La Estación Blanca fue
fotografiada por última y única vez desde el espacio por un satélite canadiense
en 1994. La imagen, no muy definida, muestra una construcción translucida y
blanquecina de aristas vivas y sencillas formas rectangulares. Dos segundos
después, en la siguiente instantánea, la estación ha desaparecido. Me reúno en
Mongolia con una tribu de nómadas que aseguran haberla visto. Rebusco en mi
bolsa de viaje una botella de agua. Hay un torneo con caballos y jinetes,
casualidad, en mitad de esta llanura vibrante y anómala. No he visto nada
avanzar más rápido en toda mi vida. Un Ferrari en mitad del desierto no tiene
valor, pero un caballo es un tesoro. Dentro de la caravana encuentro a los
testigos. Parecen haber estado años enteros allí sentados, esperándome.
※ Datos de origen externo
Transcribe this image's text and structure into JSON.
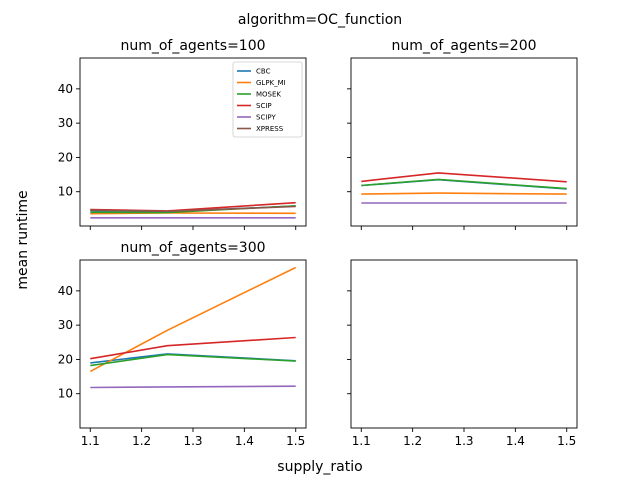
{
  "figure": {
    "suptitle": "algorithm=OC_function",
    "xlabel": "supply_ratio",
    "ylabel": "mean runtime"
  },
  "colors": {
    "CBC": "#1f77b4",
    "GLPK_MI": "#ff7f0e",
    "MOSEK": "#2ca02c",
    "SCIP": "#d62728",
    "SCIPY": "#9467bd",
    "XPRESS": "#8c564b"
  },
  "chart_data": [
    {
      "type": "line",
      "title": "num_of_agents=100",
      "x": [
        1.1,
        1.25,
        1.5
      ],
      "xticks": [
        "1.1",
        "1.2",
        "1.3",
        "1.4",
        "1.5"
      ],
      "yticks": [
        "10",
        "20",
        "30",
        "40"
      ],
      "xlim": [
        1.08,
        1.52
      ],
      "ylim": [
        0,
        49
      ],
      "legend": "top-right",
      "series": [
        {
          "name": "CBC",
          "values": [
            4.5,
            4.2,
            5.8
          ]
        },
        {
          "name": "GLPK_MI",
          "values": [
            3.6,
            3.8,
            3.7
          ]
        },
        {
          "name": "MOSEK",
          "values": [
            4.0,
            3.9,
            5.9
          ]
        },
        {
          "name": "SCIP",
          "values": [
            4.8,
            4.4,
            6.8
          ]
        },
        {
          "name": "SCIPY",
          "values": [
            2.4,
            2.4,
            2.4
          ]
        },
        {
          "name": "XPRESS",
          "values": [
            4.6,
            4.3,
            5.7
          ]
        }
      ]
    },
    {
      "type": "line",
      "title": "num_of_agents=200",
      "x": [
        1.1,
        1.25,
        1.5
      ],
      "xticks": [
        "1.1",
        "1.2",
        "1.3",
        "1.4",
        "1.5"
      ],
      "yticks": [
        "10",
        "20",
        "30",
        "40"
      ],
      "xlim": [
        1.08,
        1.52
      ],
      "ylim": [
        0,
        49
      ],
      "series": [
        {
          "name": "CBC",
          "values": [
            11.8,
            13.5,
            10.8
          ]
        },
        {
          "name": "GLPK_MI",
          "values": [
            9.3,
            9.6,
            9.3
          ]
        },
        {
          "name": "MOSEK",
          "values": [
            11.8,
            13.6,
            10.9
          ]
        },
        {
          "name": "SCIP",
          "values": [
            13.0,
            15.5,
            12.9
          ]
        },
        {
          "name": "SCIPY",
          "values": [
            6.7,
            6.7,
            6.7
          ]
        }
      ]
    },
    {
      "type": "line",
      "title": "num_of_agents=300",
      "x": [
        1.1,
        1.25,
        1.5
      ],
      "xticks": [
        "1.1",
        "1.2",
        "1.3",
        "1.4",
        "1.5"
      ],
      "yticks": [
        "10",
        "20",
        "30",
        "40"
      ],
      "xlim": [
        1.08,
        1.52
      ],
      "ylim": [
        0,
        49
      ],
      "series": [
        {
          "name": "CBC",
          "values": [
            19.0,
            21.6,
            19.6
          ]
        },
        {
          "name": "GLPK_MI",
          "values": [
            16.5,
            28.5,
            46.8
          ]
        },
        {
          "name": "MOSEK",
          "values": [
            18.2,
            21.4,
            19.5
          ]
        },
        {
          "name": "SCIP",
          "values": [
            20.2,
            24.0,
            26.4
          ]
        },
        {
          "name": "SCIPY",
          "values": [
            11.8,
            12.0,
            12.2
          ]
        }
      ]
    },
    {
      "type": "line",
      "title": "",
      "x": [],
      "xticks": [
        "1.1",
        "1.2",
        "1.3",
        "1.4",
        "1.5"
      ],
      "yticks": [
        "10",
        "20",
        "30",
        "40"
      ],
      "xlim": [
        1.08,
        1.52
      ],
      "ylim": [
        0,
        49
      ],
      "series": []
    }
  ]
}
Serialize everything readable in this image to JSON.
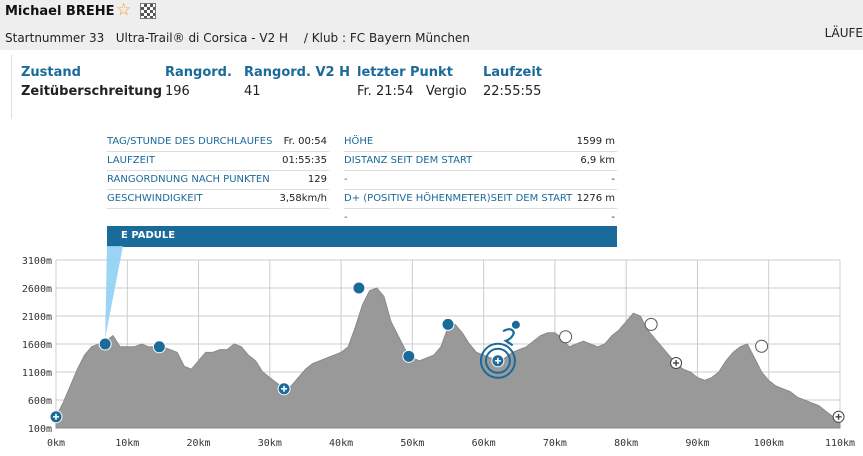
{
  "header": {
    "runner_name": "Michael BREHE",
    "icons": [
      "star-icon",
      "checkered-flag-icon"
    ],
    "bib": "Startnummer 33",
    "race": "Ultra-Trail® di Corsica - V2 H",
    "separator": "/",
    "club": "Klub : FC Bayern München",
    "right_label": "LÄUFE"
  },
  "status": {
    "zustand": {
      "label": "Zustand",
      "value": "Zeitüberschreitung"
    },
    "rangord": {
      "label": "Rangord.",
      "value": "196"
    },
    "rangord_v2h": {
      "label": "Rangord. V2 H",
      "value": "41"
    },
    "letzter_punkt": {
      "label": "letzter Punkt",
      "time": "Fr. 21:54",
      "place": "Vergio"
    },
    "laufzeit": {
      "label": "Laufzeit",
      "value": "22:55:55"
    }
  },
  "point_info": {
    "left": [
      {
        "label": "TAG/STUNDE DES DURCHLAUFES",
        "value": "Fr. 00:54"
      },
      {
        "label": "LAUFZEIT",
        "value": "01:55:35"
      },
      {
        "label": "RANGORDNUNG NACH PUNKTEN",
        "value": "129"
      },
      {
        "label": "GESCHWINDIGKEIT",
        "value": "3,58km/h"
      }
    ],
    "right": [
      {
        "label": "HÖHE",
        "value": "1599 m"
      },
      {
        "label": "DISTANZ SEIT DEM START",
        "value": "6,9 km"
      },
      {
        "label": "-",
        "value": "-"
      },
      {
        "label": "D+ (POSITIVE HÖHENMETER)SEIT DEM START",
        "value": "1276 m"
      },
      {
        "label": "-",
        "value": "-"
      }
    ],
    "checkpoint_name": "E PADULE"
  },
  "chart_data": {
    "type": "area",
    "xlabel": "",
    "ylabel": "",
    "xlim": [
      0,
      110
    ],
    "ylim": [
      100,
      3100
    ],
    "x_ticks": [
      "0km",
      "10km",
      "20km",
      "30km",
      "40km",
      "50km",
      "60km",
      "70km",
      "80km",
      "90km",
      "100km",
      "110km"
    ],
    "y_ticks": [
      "100m",
      "600m",
      "1100m",
      "1600m",
      "2100m",
      "2600m",
      "3100m"
    ],
    "profile": {
      "x": [
        0,
        1,
        2,
        3,
        4,
        5,
        6,
        7,
        8,
        9,
        10,
        11,
        12,
        13,
        14,
        15,
        16,
        17,
        18,
        19,
        20,
        21,
        22,
        23,
        24,
        25,
        26,
        27,
        28,
        29,
        30,
        31,
        32,
        33,
        34,
        35,
        36,
        37,
        38,
        39,
        40,
        41,
        42,
        43,
        44,
        45,
        46,
        47,
        48,
        49,
        50,
        51,
        52,
        53,
        54,
        55,
        56,
        57,
        58,
        59,
        60,
        61,
        62,
        63,
        64,
        65,
        66,
        67,
        68,
        69,
        70,
        71,
        72,
        73,
        74,
        75,
        76,
        77,
        78,
        79,
        80,
        81,
        82,
        83,
        84,
        85,
        86,
        87,
        88,
        89,
        90,
        91,
        92,
        93,
        94,
        95,
        96,
        97,
        98,
        99,
        100,
        101,
        102,
        103,
        104,
        105,
        106,
        107,
        108,
        109,
        110
      ],
      "y": [
        300,
        550,
        850,
        1150,
        1400,
        1550,
        1600,
        1650,
        1750,
        1550,
        1550,
        1550,
        1600,
        1550,
        1550,
        1550,
        1500,
        1450,
        1200,
        1150,
        1300,
        1450,
        1450,
        1500,
        1500,
        1600,
        1550,
        1400,
        1300,
        1100,
        1000,
        900,
        800,
        850,
        1000,
        1150,
        1250,
        1300,
        1350,
        1400,
        1450,
        1550,
        1900,
        2300,
        2550,
        2600,
        2450,
        2000,
        1750,
        1500,
        1350,
        1300,
        1350,
        1400,
        1550,
        1900,
        1950,
        1800,
        1600,
        1450,
        1400,
        1350,
        1300,
        1350,
        1450,
        1500,
        1550,
        1650,
        1750,
        1800,
        1800,
        1700,
        1550,
        1600,
        1650,
        1600,
        1550,
        1600,
        1750,
        1850,
        2000,
        2150,
        2100,
        1850,
        1700,
        1550,
        1400,
        1250,
        1150,
        1100,
        1000,
        950,
        1000,
        1100,
        1300,
        1450,
        1550,
        1600,
        1350,
        1100,
        950,
        850,
        800,
        750,
        650,
        600,
        550,
        500,
        400,
        300,
        250
      ]
    },
    "markers": [
      {
        "x": 0,
        "y": 300,
        "kind": "plus-filled"
      },
      {
        "x": 6.9,
        "y": 1599,
        "kind": "filled"
      },
      {
        "x": 14.5,
        "y": 1550,
        "kind": "filled"
      },
      {
        "x": 32,
        "y": 800,
        "kind": "plus-filled"
      },
      {
        "x": 42.5,
        "y": 2600,
        "kind": "filled"
      },
      {
        "x": 49.5,
        "y": 1380,
        "kind": "filled"
      },
      {
        "x": 55,
        "y": 1950,
        "kind": "filled"
      },
      {
        "x": 62,
        "y": 1300,
        "kind": "runner-position"
      },
      {
        "x": 71.5,
        "y": 1730,
        "kind": "open"
      },
      {
        "x": 83.5,
        "y": 1950,
        "kind": "open"
      },
      {
        "x": 87,
        "y": 1260,
        "kind": "plus-open"
      },
      {
        "x": 99,
        "y": 1560,
        "kind": "open"
      },
      {
        "x": 109.8,
        "y": 300,
        "kind": "plus-open"
      }
    ],
    "colors": {
      "area": "#999999",
      "grid": "#cccccc",
      "marker_blue": "#1a6a9a",
      "banner": "#1a6a9a",
      "pointer": "#8fd0f5"
    },
    "highlighted_point_km": 6.9
  }
}
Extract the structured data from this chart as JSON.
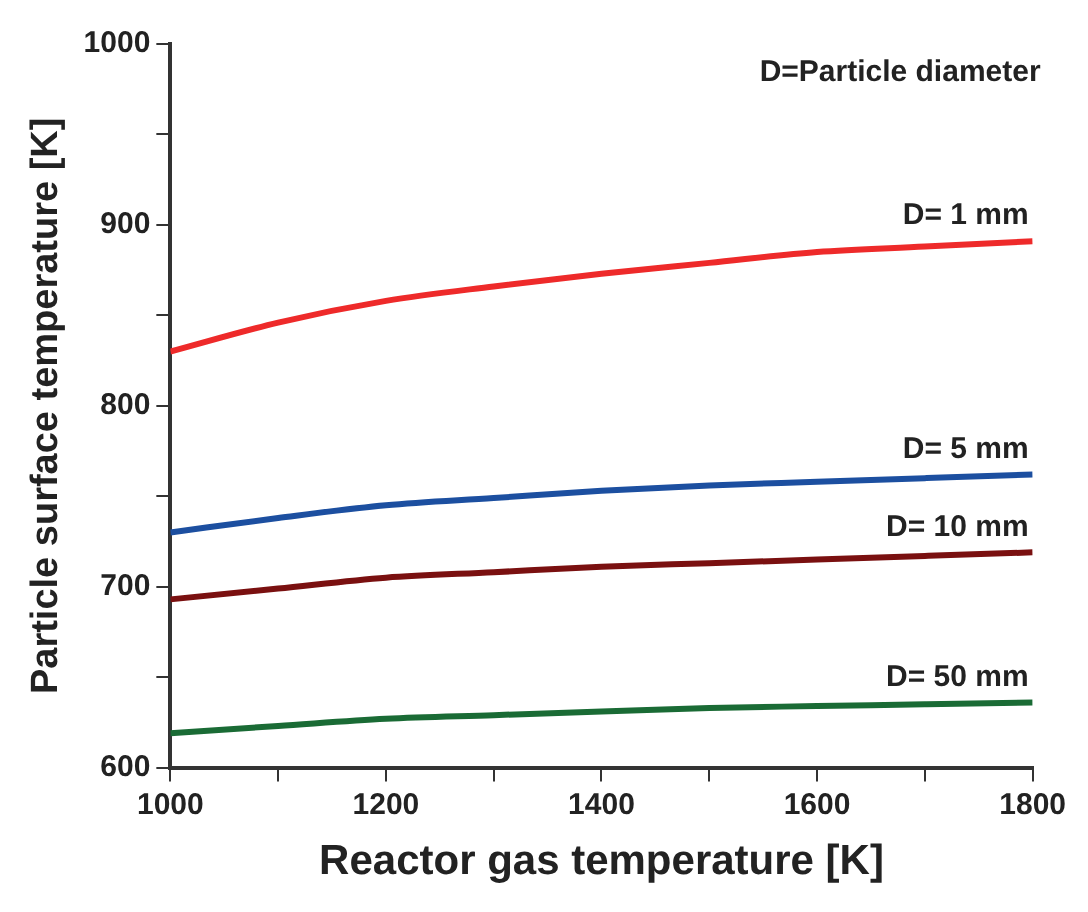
{
  "chart_data": {
    "type": "line",
    "xlabel": "Reactor gas temperature [K]",
    "ylabel": "Particle surface temperature [K]",
    "annotations": [
      "D=Particle diameter"
    ],
    "x": [
      1000,
      1100,
      1200,
      1300,
      1400,
      1500,
      1600,
      1700,
      1800
    ],
    "series": [
      {
        "name": "D= 1 mm",
        "color": "#ee2a2a",
        "values": [
          830,
          846,
          858,
          866,
          873,
          879,
          885,
          888,
          891
        ]
      },
      {
        "name": "D= 5 mm",
        "color": "#1c4fa0",
        "values": [
          730,
          738,
          745,
          749,
          753,
          756,
          758,
          760,
          762
        ]
      },
      {
        "name": "D= 10 mm",
        "color": "#7a1010",
        "values": [
          693,
          699,
          705,
          708,
          711,
          713,
          715,
          717,
          719
        ]
      },
      {
        "name": "D= 50 mm",
        "color": "#1a6b35",
        "values": [
          619,
          623,
          627,
          629,
          631,
          633,
          634,
          635,
          636
        ]
      }
    ],
    "xlim": [
      1000,
      1800
    ],
    "xticks": [
      1000,
      {
        "value": 1100,
        "label": null
      },
      1200,
      {
        "value": 1300,
        "label": null
      },
      1400,
      {
        "value": 1500,
        "label": null
      },
      1600,
      {
        "value": 1700,
        "label": null
      },
      1800
    ],
    "ylim": [
      600,
      1000
    ],
    "yticks": [
      600,
      {
        "value": 650,
        "label": null
      },
      700,
      {
        "value": 750,
        "label": null
      },
      800,
      {
        "value": 850,
        "label": null
      },
      900,
      {
        "value": 950,
        "label": null
      },
      1000
    ],
    "grid": false,
    "legend": false,
    "marker": "none",
    "line_style": "solid"
  }
}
El guía
me traduce que no la busque, no existe; La Estación Blanca es un estado
de la mente.
Nadie cree a Misha cuando dice que volverá a tocar. Uno de los guardas le asegura que hay instrumentos en el campo; el jueves le llevará y quizá le deje probar alguno. El jueves , repite una y otra vez, divagando sobre el día de la semana en el que se encuentra y lo que significa jueves cuando son idénticos los días. Misha mira a la nieve y la nieve enmudece. Ha pasado el otoño, y como la neumonía no ha acabado con Misha, es conducido hasta un casetón apartado del resto. Aquí es, le indica el vigilante, y entran. En el interior solo hay un arcón grande del que sobresale una trompeta. Al rebuscar, Misha también encuentra un polvoriento acordeón que se queja al moverlo, y desvaídos librillos de música, viejas partituras, y manos; muchos pares de manos, manos ennegrecidas , yertas y leñosas, manos cortadas, encurtidas por el frío.